Though members of the clubs might home-share through any platform, be it Airbnb or Homeaway or VRBO, and though Lehane emphasized that Airbnb won’t expressly direct the hosts and guests but rather act as a “catalyst” for an “organic” movement that is already burgeoning in some cities without the company’s help, the announcement seemed like a shot across the bow of lawmakers or lobbyists who might try to take on the leader in this field. Throughout the conference, Lehane repeated statistics meant to show the political size and force of the company’s 4 million users in the U.S, comparing the “formidable constituency” to the number of members in the NRA, Sierra Club and teachers in the National Education Association.

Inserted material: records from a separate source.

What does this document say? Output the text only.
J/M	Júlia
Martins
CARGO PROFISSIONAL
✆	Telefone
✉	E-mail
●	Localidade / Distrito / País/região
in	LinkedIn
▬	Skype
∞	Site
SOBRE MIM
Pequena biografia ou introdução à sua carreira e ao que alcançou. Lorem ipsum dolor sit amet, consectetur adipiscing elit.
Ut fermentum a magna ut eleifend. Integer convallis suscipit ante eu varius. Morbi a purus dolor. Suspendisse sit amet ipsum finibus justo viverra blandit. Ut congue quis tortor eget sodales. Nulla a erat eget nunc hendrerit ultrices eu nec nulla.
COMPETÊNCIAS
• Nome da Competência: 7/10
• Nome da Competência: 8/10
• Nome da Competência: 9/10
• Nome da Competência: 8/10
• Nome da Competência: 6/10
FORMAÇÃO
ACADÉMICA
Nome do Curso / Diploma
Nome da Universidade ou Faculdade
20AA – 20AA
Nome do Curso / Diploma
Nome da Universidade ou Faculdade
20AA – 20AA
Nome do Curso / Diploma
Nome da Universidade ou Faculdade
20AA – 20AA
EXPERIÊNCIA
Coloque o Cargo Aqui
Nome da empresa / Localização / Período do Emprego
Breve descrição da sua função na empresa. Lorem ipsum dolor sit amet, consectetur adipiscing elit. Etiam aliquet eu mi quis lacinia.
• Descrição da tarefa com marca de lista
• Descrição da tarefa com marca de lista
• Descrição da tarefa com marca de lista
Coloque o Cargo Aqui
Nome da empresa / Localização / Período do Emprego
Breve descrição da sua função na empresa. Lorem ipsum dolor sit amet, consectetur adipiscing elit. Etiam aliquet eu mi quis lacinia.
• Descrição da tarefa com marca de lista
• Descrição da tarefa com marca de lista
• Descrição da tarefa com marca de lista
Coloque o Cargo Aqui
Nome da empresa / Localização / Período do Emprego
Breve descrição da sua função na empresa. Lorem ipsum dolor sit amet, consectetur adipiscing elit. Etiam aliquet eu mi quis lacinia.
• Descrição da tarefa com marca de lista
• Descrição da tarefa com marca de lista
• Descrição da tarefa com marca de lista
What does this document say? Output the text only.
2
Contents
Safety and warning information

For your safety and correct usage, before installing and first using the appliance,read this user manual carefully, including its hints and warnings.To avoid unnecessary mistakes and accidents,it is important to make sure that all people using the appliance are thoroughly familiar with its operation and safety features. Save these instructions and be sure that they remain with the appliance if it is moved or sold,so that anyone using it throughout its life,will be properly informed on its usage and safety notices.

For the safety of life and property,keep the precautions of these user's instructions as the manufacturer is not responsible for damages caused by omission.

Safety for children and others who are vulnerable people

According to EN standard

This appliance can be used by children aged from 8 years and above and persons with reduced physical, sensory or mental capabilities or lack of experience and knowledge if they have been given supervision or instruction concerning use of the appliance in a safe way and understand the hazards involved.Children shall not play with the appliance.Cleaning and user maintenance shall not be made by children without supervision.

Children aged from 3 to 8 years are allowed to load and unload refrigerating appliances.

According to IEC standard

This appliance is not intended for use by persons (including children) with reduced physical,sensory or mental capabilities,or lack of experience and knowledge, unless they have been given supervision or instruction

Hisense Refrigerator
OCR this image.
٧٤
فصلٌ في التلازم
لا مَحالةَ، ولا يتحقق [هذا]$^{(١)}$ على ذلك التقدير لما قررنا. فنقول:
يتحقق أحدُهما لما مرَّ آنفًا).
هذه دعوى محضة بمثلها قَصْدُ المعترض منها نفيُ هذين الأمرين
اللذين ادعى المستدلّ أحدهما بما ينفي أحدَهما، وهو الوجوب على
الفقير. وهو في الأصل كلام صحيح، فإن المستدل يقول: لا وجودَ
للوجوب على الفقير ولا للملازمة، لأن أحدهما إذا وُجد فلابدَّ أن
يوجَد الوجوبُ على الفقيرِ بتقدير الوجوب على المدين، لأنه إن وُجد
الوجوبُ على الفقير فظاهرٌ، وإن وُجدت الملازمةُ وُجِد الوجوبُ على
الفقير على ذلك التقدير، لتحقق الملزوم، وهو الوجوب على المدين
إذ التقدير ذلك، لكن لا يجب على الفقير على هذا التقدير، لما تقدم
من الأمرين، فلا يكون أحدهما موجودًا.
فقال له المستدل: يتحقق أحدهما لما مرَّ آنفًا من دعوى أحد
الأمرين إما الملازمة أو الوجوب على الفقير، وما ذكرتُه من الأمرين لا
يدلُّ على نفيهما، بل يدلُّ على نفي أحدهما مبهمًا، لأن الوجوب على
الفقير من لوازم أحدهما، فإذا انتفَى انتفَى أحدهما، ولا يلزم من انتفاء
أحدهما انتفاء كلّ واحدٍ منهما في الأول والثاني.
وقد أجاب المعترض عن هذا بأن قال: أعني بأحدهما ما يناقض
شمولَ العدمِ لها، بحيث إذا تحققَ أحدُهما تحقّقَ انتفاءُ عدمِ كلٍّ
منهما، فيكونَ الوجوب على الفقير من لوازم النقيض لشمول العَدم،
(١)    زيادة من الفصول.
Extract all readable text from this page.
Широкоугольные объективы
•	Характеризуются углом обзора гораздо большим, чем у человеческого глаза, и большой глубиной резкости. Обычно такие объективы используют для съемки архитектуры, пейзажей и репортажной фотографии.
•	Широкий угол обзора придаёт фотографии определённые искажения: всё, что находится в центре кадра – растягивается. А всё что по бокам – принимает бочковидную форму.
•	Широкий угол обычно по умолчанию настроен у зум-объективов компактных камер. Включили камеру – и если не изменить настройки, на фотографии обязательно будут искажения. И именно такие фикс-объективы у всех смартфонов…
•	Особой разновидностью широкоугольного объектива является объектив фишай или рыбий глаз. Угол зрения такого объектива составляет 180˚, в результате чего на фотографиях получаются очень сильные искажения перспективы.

Nearly 140,000 of those people are in San Francisco, where the ardent among them went door-to-door and business-to-business for weeks leading up to the vote, urging people to reject the proposition. While those pushing the measure believe platforms like Airbnb are contributing to the city’s housing crisis—by giving landlords an economic reason to hoard their rental stock from long-term tenants and rent it out to tourists—vocal, middle-class Airbnb hosts like Cathryn Blum argue that it is the revenue they get from home-sharing that allows them to make the rent.

Blum was invited by the company to take part in Wednesday’s conference, appearing much like a local business owner or teacher who joins a politician onstage as they campaign for office. “It’s keeping me afloat,” Blum said. “My home is my only asset, I want to monetize it the best we can.”